© 2012 Timmy Tamisiea. All rights reserved. 2003 Timmy agrees . . . weeeee!

199/365 – 6 Tickets

Graduation.  A high watermark for many of us.  For most, it will happen only twice in their lifetime.  For others, it’s just a rolling date that delays their entrance into the world as a contributing member of society.  When I was in high school, it conjured excitement at the prospect of moving out of the house, into a dorm and having little to no parental control.  In college, it conjured fear of the unknown.  After years of wading in mild responsibility, now I was completely untethered.  It was time to become a true adult — as opposed to the fake one I had been the past four years.  (Or, for some, six years.)

This guy becomes a perpetual student by eating other students.

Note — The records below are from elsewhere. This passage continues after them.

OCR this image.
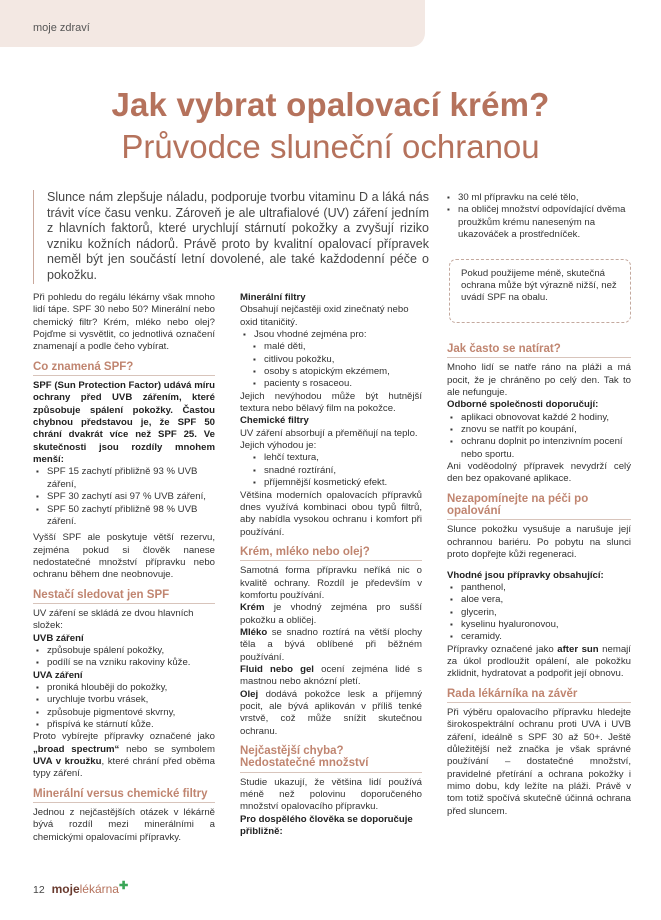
moje zdraví
Jak vybrat opalovací krém?
Průvodce sluneční ochranou
Slunce nám zlepšuje náladu, podporuje tvorbu vitaminu D a láká nás trávit více času venku. Zároveň je ale ultrafialové (UV) záření jedním z hlavních faktorů, které urychlují stárnutí pokožky a zvyšují riziko vzniku kožních nádorů. Právě proto by kvalitní opalovací přípravek neměl být jen součástí letní dovolené, ale také každodenní péče o pokožku.
▪ 30 ml přípravku na celé tělo,
▪ na obličej množství odpovídající dvěma proužkům krému naneseným na ukazováček a prostředníček.
Pokud použijeme méně, skutečná ochrana může být výrazně nižší, než uvádí SPF na obalu.

Při pohledu do regálu lékárny však mnoho lidí tápe. SPF 30 nebo 50? Minerální nebo chemický filtr? Krém, mléko nebo olej? Pojďme si vysvětlit, co jednotlivá označení znamenají a podle čeho vybírat.

Co znamená SPF?

SPF (Sun Protection Factor) udává míru ochrany před UVB zářením, které způsobuje spálení pokožky. Častou chybnou představou je, že SPF 50 chrání dvakrát více než SPF 25. Ve skutečnosti jsou rozdíly mnohem menší:

▪ SPF 15 zachytí přibližně 93 % UVB záření,
▪ SPF 30 zachytí asi 97 % UVB záření,
▪ SPF 50 zachytí přibližně 98 % UVB záření.

Vyšší SPF ale poskytuje větší rezervu, zejména pokud si člověk nanese nedostatečné množství přípravku nebo ochranu během dne neobnovuje.

Nestačí sledovat jen SPF

UV záření se skládá ze dvou hlavních složek:

UVB záření
▪ způsobuje spálení pokožky,
▪ podílí se na vzniku rakoviny kůže.
UVA záření
▪ proniká hlouběji do pokožky,
▪ urychluje tvorbu vrásek,
▪ způsobuje pigmentové skvrny,
▪ přispívá ke stárnutí kůže.

Proto vybírejte přípravky označené jako „broad spectrum“ nebo se symbolem UVA v kroužku, které chrání před oběma typy záření.

Minerální versus chemické filtry

Jednou z nejčastějších otázek v lékárně bývá rozdíl mezi minerálními a chemickými opalovacími přípravky.

Minerální filtry

Obsahují nejčastěji oxid zinečnatý nebo oxid titaničitý.

▪ Jsou vhodné zejména pro:
▪ malé děti,
▪ citlivou pokožku,
▪ osoby s atopickým ekzémem,
▪ pacienty s rosaceou.

Jejich nevýhodou může být hutnější textura nebo bělavý film na pokožce.

Chemické filtry

UV záření absorbují a přeměňují na teplo. Jejich výhodou je:

▪ lehčí textura,
▪ snadné roztírání,
▪ příjemnější kosmetický efekt.

Většina moderních opalovacích přípravků dnes využívá kombinaci obou typů filtrů, aby nabídla vysokou ochranu i komfort při používání.

Krém, mléko nebo olej?

Samotná forma přípravku neříká nic o kvalitě ochrany. Rozdíl je především v komfortu používání.

Krém je vhodný zejména pro sušší pokožku a obličej.

Mléko se snadno roztírá na větší plochy těla a bývá oblíbené při běžném používání.

Fluid nebo gel ocení zejména lidé s mastnou nebo aknózní pletí.

Olej dodává pokožce lesk a příjemný pocit, ale bývá aplikován v příliš tenké vrstvě, což může snížit skutečnou ochranu.

Nejčastější chyba?
Nedostatečné množství

Studie ukazují, že většina lidí používá méně než polovinu doporučeného množství opalovacího přípravku.

Pro dospělého člověka se doporučuje přibližně:

Jak často se natírat?

Mnoho lidí se natře ráno na pláži a má pocit, že je chráněno po celý den. Tak to ale nefunguje.

Odborné společnosti doporučují:
▪ aplikaci obnovovat každé 2 hodiny,
▪ znovu se natřít po koupání,
▪ ochranu doplnit po intenzivním pocení nebo sportu.

Ani voděodolný přípravek nevydrží celý den bez opakované aplikace.

Nezapomínejte na péči po
opalování

Slunce pokožku vysušuje a narušuje její ochrannou bariéru. Po pobytu na slunci proto dopřejte kůži regeneraci.

Vhodné jsou přípravky obsahující:
▪ panthenol,
▪ aloe vera,
▪ glycerin,
▪ kyselinu hyaluronovou,
▪ ceramidy.

Přípravky označené jako after sun nemají za úkol prodloužit opálení, ale pokožku zklidnit, hydratovat a podpořit její obnovu.

Rada lékárníka na závěr

Při výběru opalovacího přípravku hledejte širokospektrální ochranu proti UVA i UVB záření, ideálně s SPF 30 až 50+. Ještě důležitější než značka je však správné používání – dostatečné množství, pravidelné přetírání a ochrana pokožky i mimo dobu, kdy ležíte na pláži. Právě v tom totiž spočívá skutečně účinná ochrana před sluncem.

12 mojelékárna✚
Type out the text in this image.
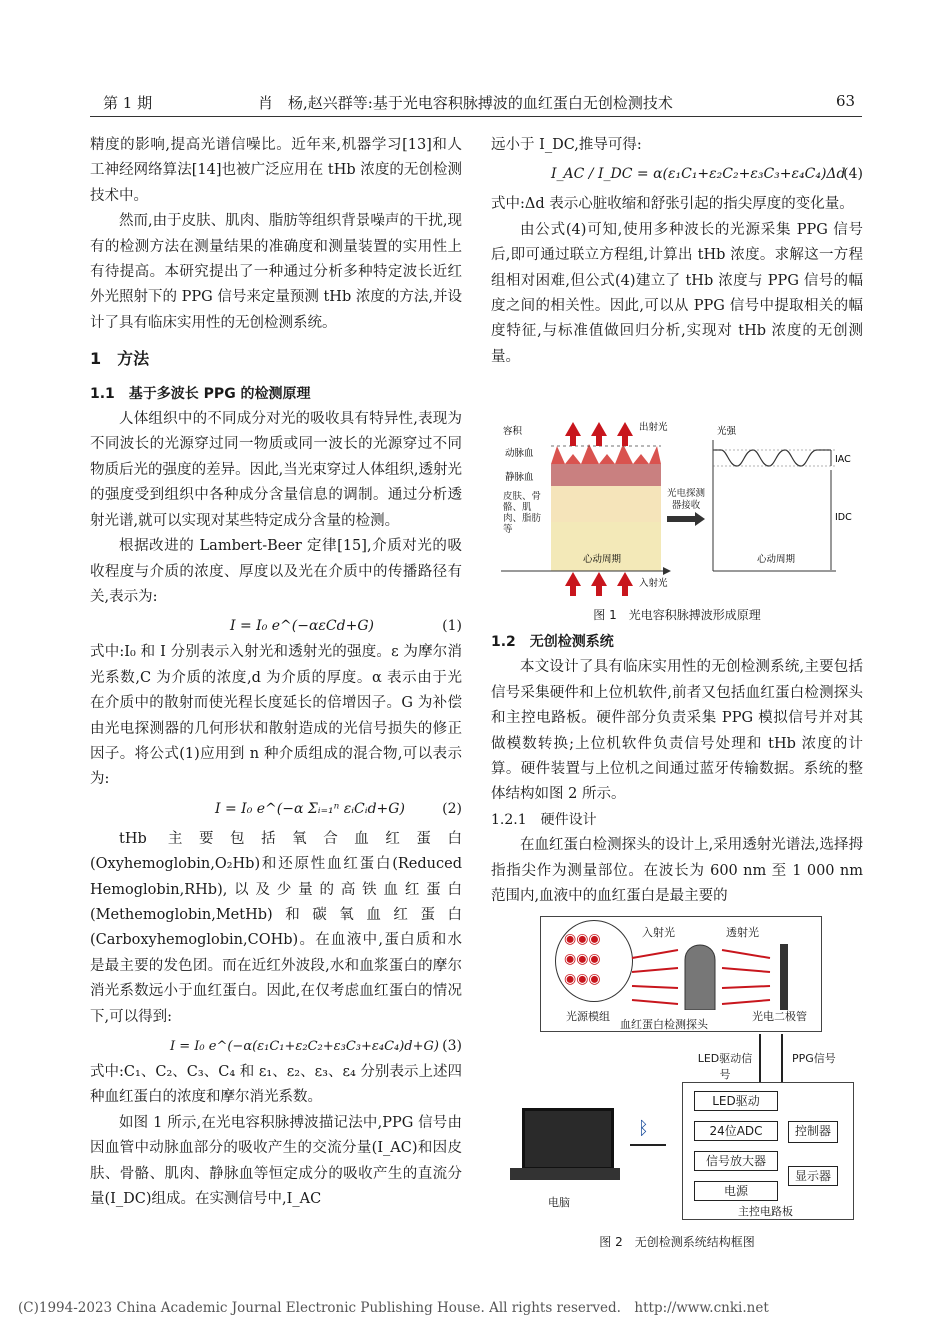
第 1 期	肖　杨,赵兴群等:基于光电容积脉搏波的血红蛋白无创检测技术	63

精度的影响,提高光谱信噪比。近年来,机器学习[13]和人工神经网络算法[14]也被广泛应用在 tHb 浓度的无创检测技术中。

然而,由于皮肤、肌肉、脂肪等组织背景噪声的干扰,现有的检测方法在测量结果的准确度和测量装置的实用性上有待提高。本研究提出了一种通过分析多种特定波长近红外光照射下的 PPG 信号来定量预测 tHb 浓度的方法,并设计了具有临床实用性的无创检测系统。

1　方法
1.1　基于多波长 PPG 的检测原理

人体组织中的不同成分对光的吸收具有特异性,表现为不同波长的光源穿过同一物质或同一波长的光源穿过不同物质后光的强度的差异。因此,当光束穿过人体组织,透射光的强度受到组织中各种成分含量信息的调制。通过分析透射光谱,就可以实现对某些特定成分含量的检测。

根据改进的 Lambert-Beer 定律[15],介质对光的吸收程度与介质的浓度、厚度以及光在介质中的传播路径有关,表示为:

I = I₀ e^(−αεCd+G)	(1)

式中:I₀ 和 I 分别表示入射光和透射光的强度。ε 为摩尔消光系数,C 为介质的浓度,d 为介质的厚度。α 表示由于光在介质中的散射而使光程长度延长的倍增因子。G 为补偿由光电探测器的几何形状和散射造成的光信号损失的修正因子。将公式(1)应用到 n 种介质组成的混合物,可以表示为:

I = I₀ e^(−α Σᵢ₌₁ⁿ εᵢCᵢd+G)	(2)

tHb 主要包括氧合血红蛋白(Oxyhemoglobin,O₂Hb)和还原性血红蛋白(Reduced Hemoglobin,RHb),以及少量的高铁血红蛋白(Methemoglobin,MetHb)和碳氧血红蛋白(Carboxyhemoglobin,COHb)。在血液中,蛋白质和水是最主要的发色团。而在近红外波段,水和血浆蛋白的摩尔消光系数远小于血红蛋白。因此,在仅考虑血红蛋白的情况下,可以得到:

I = I₀ e^(−α(ε₁C₁+ε₂C₂+ε₃C₃+ε₄C₄)d+G) (3)

式中:C₁、C₂、C₃、C₄ 和 ε₁、ε₂、ε₃、ε₄ 分别表示上述四种血红蛋白的浓度和摩尔消光系数。

如图 1 所示,在光电容积脉搏波描记法中,PPG 信号由因血管中动脉血部分的吸收产生的交流分量(I_AC)和因皮肤、骨骼、肌肉、静脉血等恒定成分的吸收产生的直流分量(I_DC)组成。在实测信号中,I_AC

远小于 I_DC,推导可得:

I_AC / I_DC = α(ε₁C₁+ε₂C₂+ε₃C₃+ε₄C₄)Δd
(4)

式中:Δd 表示心脏收缩和舒张引起的指尖厚度的变化量。

由公式(4)可知,使用多种波长的光源采集 PPG 信号后,即可通过联立方程组,计算出 tHb 浓度。求解这一方程组相对困难,但公式(4)建立了 tHb 浓度与 PPG 信号的幅度之间的相关性。因此,可以从 PPG 信号中提取相关的幅度特征,与标准值做回归分析,实现对 tHb 浓度的无创测量。

容积	出射光
入射光
动脉血
静脉血
皮肤、骨骼、肌肉、脂肪等
心动周期
光电探测器接收
光强
IAC
IDC
心动周期
图 1　光电容积脉搏波形成原理
1.2　无创检测系统

本文设计了具有临床实用性的无创检测系统,主要包括信号采集硬件和上位机软件,前者又包括血红蛋白检测探头和主控电路板。硬件部分负责采集 PPG 模拟信号并对其做模数转换;上位机软件负责信号处理和 tHb 浓度的计算。硬件装置与上位机之间通过蓝牙传输数据。系统的整体结构如图 2 所示。

1.2.1　硬件设计

在血红蛋白检测探头的设计上,采用透射光谱法,选择拇指指尖作为测量部位。在波长为 600 nm 至 1 000 nm 范围内,血液中的血红蛋白是最主要的

◉◉◉
◉◉◉
◉◉◉
光源模组
入射光	透射光
血红蛋白检测探头
光电二极管
LED驱动信号
PPG信号
LED驱动
24位ADC	控制器
信号放大器
显示器
电源
主控电路板
电脑
ᛒ
图 2　无创检测系统结构框图
(C)1994-2023 China Academic Journal Electronic Publishing House. All rights reserved.　http://www.cnki.net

When it comes to grad school commencement, the feelings that are conjured are much the same as the high school and undergrad ones.  Especially if the education you recieved is miles off from what you were previously doing.  I have to get a job.  I have to make this education worth the 100K in debt.  I have to prove that this was a good idea.  I have to show those who laughed at my talent that they’re stupid dumb dummy heads.  I have to provide for my family.  I want to be stable so that I can start one.  I have to mature — quick.

2003 Timmy agrees . . . weeeee!

Today I picked up my Graduation tickets.  I only got 6 but need 12.  That’s besides the point . . . it’s real now.  I’m done.  Or, almost done.  Between graduating and planning the big move to LA, I’m emotionally exhausted.  There isn’t a moment that goes by that I’m not thinking about how much change is about to happen — the stress is thick . . . and it’s transferable.  At times, Megan and I are both vibrating with anxiety.   As a couple, we tend to intensify our emotions as opposed to compliment them.  So, when I’m anxious, she gets anxious.  When she’s stressed, I get stressier.  It’s called empathy – or sympathy pains — or some other psychosis . . . We’re crazy.  There are times when we have to slow down and spell it out, “Timmy, I’m stressed and I need you to calm me down.”  Or vice versa.  In other words, we really are a truly compatible couple.

Just like this couple, Megan uses telepathy to calm me down . . and I’m black.

There’s an episode of Doctor Who I watched recently where The Doctor said, “If you’re afraid of something, it’s probably worth doing.”  I can not agree more — and, at the same time, I couldn’t hate that statement more.  It’s true.  Most of the crazy, dumb-ass decisions I made in my life were based on knowing it was a risk.  If I hadn’t taken those risks, I wouldn’t have a beautiful wife.  I wouldn’t have gained so much experience in Lancing, MI.  I wouldn’t have lived in NYC.  Doesn’t mean the fear just subsides.  It just means you have to trust it.

Just like Alicia Silverstone should have just trusted Mark Wahlberg in Fear.

Moving to LA is a huge risk.  When the seed was planted a few years ago, it seemed so easy.  Now, it seems so hard.  But, I have to take that plunge.  I have to try it.  If I don’t I’ll never know just how successful I could have been.  So, I have these graduation tickets.  They’re only made of paper.  They’re only flat objects.  However, they symbolize so much more.  This year has been crazy enough as it is — planing a wedding, marraige, honeymoon, Semester in LA, graduation, my thesis, moving . . . life won’t slow down and, quite frankly, I can’t afford that luxury.  It’s time to head straight into the future, eyes open and ready.